Masih teringat kenangan melahirkan pertama kali masmu, Fatih. Tidak disangka, maju 3 minggu lebih dari HPL, padahal sore hari mama masih naik motor pulang dari kantor dan keesokan harinya ada permintaan pelatihan dari sebuah perusahaan. Memang bukan mama yang menjadi narasumber, tapi mama panitianya. Secepat kilat saat akan berangkat ke rumah sakit, mama mendelegasikan tugas kepanitiaan kepada asisten.

Akhirnya mas Fatih lahir melalui operasi sesar, karena kondisi sungsang sementara air ketuban juga sudah pecah. Alhamdulillah semua berjalan lancar, meski Mama sempat meracau di kala operasi..hihihi. Maklum mama kan sensitive terhadap obat bius dan saat memasuki ruang operasi kecemasan memuncak, dokternya tidak menjalin rapport dulu dengan mama sih *sok psikologis banget ya Nak.

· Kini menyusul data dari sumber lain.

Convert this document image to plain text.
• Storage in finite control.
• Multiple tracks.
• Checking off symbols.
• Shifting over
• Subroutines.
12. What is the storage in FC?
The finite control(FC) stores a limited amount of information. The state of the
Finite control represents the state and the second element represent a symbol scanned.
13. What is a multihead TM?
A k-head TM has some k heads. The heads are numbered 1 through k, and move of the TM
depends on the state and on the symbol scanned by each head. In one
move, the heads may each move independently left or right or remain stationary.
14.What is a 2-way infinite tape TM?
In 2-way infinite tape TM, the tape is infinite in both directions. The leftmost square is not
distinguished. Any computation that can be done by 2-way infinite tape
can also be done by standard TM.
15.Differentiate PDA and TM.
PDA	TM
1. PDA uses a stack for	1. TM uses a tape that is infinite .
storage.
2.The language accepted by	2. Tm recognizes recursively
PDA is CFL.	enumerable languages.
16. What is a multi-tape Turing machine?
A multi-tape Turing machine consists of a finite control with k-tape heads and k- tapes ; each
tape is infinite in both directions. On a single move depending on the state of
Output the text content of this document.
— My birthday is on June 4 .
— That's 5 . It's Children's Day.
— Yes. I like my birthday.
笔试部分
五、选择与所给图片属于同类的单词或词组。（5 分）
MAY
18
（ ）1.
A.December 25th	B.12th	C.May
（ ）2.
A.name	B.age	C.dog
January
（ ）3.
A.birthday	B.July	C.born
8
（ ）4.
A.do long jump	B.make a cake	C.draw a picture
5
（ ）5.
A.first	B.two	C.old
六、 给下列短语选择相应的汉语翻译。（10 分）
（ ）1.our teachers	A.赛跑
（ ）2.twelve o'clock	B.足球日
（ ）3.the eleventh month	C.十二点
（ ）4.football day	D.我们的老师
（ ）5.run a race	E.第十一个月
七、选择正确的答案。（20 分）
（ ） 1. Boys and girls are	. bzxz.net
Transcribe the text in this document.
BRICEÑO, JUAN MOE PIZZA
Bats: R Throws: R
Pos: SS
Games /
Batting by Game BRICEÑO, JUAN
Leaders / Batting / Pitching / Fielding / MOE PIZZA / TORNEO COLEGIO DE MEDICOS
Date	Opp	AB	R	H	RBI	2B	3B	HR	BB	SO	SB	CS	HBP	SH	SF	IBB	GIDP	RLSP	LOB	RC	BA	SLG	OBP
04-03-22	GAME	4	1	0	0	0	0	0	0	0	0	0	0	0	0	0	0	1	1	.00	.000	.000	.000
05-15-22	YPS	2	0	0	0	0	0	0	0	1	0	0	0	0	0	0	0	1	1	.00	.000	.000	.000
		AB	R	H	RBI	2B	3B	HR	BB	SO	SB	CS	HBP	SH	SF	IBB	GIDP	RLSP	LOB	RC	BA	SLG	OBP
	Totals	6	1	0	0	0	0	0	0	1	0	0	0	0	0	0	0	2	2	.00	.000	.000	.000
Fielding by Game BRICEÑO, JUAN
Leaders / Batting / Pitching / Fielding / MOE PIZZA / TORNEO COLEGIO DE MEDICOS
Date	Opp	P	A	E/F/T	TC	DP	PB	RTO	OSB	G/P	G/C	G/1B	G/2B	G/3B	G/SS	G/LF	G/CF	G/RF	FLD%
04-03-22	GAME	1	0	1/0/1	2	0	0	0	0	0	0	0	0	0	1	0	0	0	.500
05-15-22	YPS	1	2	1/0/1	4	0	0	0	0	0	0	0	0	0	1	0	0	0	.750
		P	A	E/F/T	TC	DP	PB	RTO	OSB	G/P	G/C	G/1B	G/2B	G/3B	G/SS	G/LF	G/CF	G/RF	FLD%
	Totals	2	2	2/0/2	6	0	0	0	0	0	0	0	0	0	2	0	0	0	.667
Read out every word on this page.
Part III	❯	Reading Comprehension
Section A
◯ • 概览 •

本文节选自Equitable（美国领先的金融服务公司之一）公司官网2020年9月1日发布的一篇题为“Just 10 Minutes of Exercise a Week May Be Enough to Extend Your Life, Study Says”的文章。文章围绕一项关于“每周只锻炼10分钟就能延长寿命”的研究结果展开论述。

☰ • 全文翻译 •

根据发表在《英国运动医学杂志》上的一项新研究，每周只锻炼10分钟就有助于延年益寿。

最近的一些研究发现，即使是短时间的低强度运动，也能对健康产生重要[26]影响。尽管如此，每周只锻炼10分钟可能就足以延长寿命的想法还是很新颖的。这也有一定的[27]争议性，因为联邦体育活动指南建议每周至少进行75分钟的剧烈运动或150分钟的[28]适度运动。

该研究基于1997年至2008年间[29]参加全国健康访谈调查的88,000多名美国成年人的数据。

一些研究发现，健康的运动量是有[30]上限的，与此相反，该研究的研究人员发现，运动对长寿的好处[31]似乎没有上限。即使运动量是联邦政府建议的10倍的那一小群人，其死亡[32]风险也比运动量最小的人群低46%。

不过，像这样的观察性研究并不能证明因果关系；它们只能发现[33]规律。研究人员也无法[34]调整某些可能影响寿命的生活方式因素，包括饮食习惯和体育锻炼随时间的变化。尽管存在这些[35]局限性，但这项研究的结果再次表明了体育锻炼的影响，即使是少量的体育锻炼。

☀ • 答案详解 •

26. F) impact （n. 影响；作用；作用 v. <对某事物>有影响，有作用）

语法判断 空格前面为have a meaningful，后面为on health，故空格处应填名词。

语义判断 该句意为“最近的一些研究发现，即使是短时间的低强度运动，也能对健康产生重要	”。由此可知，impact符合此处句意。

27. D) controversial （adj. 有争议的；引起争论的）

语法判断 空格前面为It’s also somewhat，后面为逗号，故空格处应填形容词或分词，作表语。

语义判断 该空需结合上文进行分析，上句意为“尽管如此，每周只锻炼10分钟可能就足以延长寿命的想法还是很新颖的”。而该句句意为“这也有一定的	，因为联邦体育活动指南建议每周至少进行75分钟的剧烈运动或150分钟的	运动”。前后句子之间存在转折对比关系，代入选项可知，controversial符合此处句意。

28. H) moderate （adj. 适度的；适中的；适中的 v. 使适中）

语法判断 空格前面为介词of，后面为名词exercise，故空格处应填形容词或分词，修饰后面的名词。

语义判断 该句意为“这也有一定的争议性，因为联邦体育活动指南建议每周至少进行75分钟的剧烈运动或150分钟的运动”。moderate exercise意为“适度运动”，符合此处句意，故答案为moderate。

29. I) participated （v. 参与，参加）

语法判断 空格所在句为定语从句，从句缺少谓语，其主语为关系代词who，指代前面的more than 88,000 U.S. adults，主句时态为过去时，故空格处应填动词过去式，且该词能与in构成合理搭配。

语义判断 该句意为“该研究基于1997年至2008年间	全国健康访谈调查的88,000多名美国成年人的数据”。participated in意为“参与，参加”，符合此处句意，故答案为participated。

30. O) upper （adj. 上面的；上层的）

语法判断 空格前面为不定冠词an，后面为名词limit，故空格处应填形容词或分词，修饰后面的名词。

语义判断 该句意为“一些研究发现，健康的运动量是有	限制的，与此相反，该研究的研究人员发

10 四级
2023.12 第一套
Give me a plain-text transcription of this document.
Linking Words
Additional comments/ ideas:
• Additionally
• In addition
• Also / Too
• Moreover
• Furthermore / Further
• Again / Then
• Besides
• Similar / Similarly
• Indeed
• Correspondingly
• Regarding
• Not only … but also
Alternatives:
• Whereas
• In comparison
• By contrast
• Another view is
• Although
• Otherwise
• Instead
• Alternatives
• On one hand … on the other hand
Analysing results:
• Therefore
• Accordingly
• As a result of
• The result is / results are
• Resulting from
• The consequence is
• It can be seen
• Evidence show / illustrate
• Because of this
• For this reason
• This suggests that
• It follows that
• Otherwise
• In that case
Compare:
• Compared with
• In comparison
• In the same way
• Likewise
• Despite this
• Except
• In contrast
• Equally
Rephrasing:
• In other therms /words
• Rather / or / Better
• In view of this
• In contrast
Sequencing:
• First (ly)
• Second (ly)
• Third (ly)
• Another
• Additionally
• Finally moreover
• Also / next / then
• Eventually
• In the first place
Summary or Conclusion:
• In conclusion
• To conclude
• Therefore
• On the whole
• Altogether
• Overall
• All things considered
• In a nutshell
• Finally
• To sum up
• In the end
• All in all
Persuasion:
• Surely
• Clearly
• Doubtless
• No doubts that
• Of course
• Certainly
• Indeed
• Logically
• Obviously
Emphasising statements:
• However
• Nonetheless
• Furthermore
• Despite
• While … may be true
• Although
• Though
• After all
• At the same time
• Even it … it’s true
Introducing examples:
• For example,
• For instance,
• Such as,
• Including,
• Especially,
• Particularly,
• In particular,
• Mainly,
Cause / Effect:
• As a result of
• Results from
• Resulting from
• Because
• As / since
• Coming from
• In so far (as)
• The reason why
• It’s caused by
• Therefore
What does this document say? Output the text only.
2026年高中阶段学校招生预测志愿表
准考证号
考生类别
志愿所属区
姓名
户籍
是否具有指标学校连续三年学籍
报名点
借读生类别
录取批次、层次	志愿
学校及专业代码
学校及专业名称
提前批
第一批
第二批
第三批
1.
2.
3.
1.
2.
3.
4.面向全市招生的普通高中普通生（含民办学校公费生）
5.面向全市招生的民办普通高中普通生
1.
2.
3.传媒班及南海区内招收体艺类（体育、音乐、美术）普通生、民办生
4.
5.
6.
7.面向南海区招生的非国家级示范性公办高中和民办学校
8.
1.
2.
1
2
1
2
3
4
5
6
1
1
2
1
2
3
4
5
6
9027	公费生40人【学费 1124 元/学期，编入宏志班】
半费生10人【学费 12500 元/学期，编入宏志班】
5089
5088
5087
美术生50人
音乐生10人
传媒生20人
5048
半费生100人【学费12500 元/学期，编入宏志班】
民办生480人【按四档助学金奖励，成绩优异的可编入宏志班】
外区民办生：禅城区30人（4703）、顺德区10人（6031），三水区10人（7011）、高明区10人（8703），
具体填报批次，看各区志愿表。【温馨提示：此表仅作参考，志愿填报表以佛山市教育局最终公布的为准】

Ingat operasi, mama jadi ingat ucapan salah satu guru besar Fakultas Psikologi UGM Prof. Djamaludin Ancok, Ph. D di Seminar Nasional tahun 2013. Waktu itu Prof. Ancok mempresentasikan makalah dengan judul “Membangun Budaya Organisasi Yang Hidup”. Isi dari presentasinya bercerita tentang beberapa pegawai PLN yang ditanyakan tentang nilainya sebagai pegawai PLN. Jawaban dari beberapa pegawai sebagai tukang hidup matikan sakelar listrik.

Wow, Prof. Ancok langsung berkomentar. Kok kesannya nilai sebagai pegawai PLN terlalu rendah. Padahal tanpa listrik, kehidupan sulit berjalan. Misalnya, saat sedang naik lift dan ternyata listrik mati, maka orang yang berada di lift kan bisa terjebak. Lebih parah lagi, saat sedang operasi kemudian listrik mati, otomatis operasi terhambat dan taruhannya nyawa. Kesimpulannya menjadi pegawai PLN itu merupakan pekerjaan mulia, karena menyangkut hajat hidup banyak orang.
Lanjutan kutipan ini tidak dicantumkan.